I am working with the glue dataset and am using the run_glue_no_trainer.py script from the transformer github page (LINK).
I am using BERT-base with a batch size of 32 on a single GPU (using standard finetuning setting from BERT paper). When working with the CoLA dataset (~8.5k train samples) I get around 10/iterations per second. When switching to the QNLI dataset (~100k train samples) I only get around 5/iterations per second.
This slowdown is significant and even more noticeable with larger models. I would assume the iteration/s to stay approximately stay the same as long as only the dataset is swapped out.

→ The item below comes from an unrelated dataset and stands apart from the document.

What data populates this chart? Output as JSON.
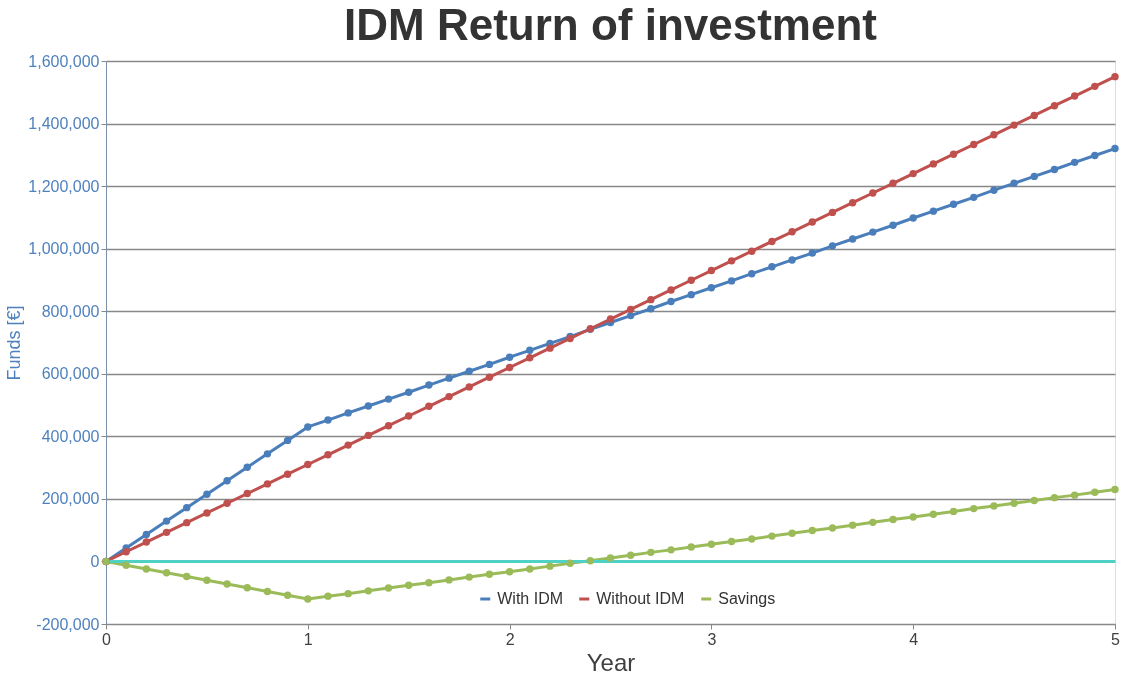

My hardware setup is as follows:
CPU Intel(R) Xeon(R) Silver 4310 CPU @ 2.10GHz
GPU NVIDIA A40
RAM: 64GB
Not necessarily as it would depend on the data processing, and if it could create a bottleneck, as well as the sample loading, which could also create a blottleneck e.g. if you have more random accesses from a spinning HDD.
You could profile the data loading and check if it is indeed creating the slowdown or if it’s coming from another part of your training pipeline. Here is a simple example showing how the DataLoader is times in the ImageNet example.
I did some timing with the PytorchProfiler (schedule with skip=10,warmup=2,active=3) to get insight into the training steps. Unfortunately I am not deep enough in the fundamentals to draw definite conclusions myself.
The following is one step in the training loop using CoLA dataset (~small).
The step is significantly slower for QNLI than for (~240ms vs ~100ms) CoLA. Notably, the aten::to operation is notably slower aswell as the autograd::engine::... EmbeddingBackward0. The enumerate(DataLoader)#_SingleProcessDataLoaderIter.__next__ is taking roughly the same amount of type in both cases.
I can provide the trace files for both runs.
Another thing I noted is that all steps in CoLA (~small) take roughly the same time. But for QNLI, some are shorter and some longer:
You could profile your code with Nsight Systems and enable CPU stacktraces. Hovering over the synchronizing call would then show which operation is calling into it. Adding nvtx markers will also help in narrowing down which part of the code the sync is coming from.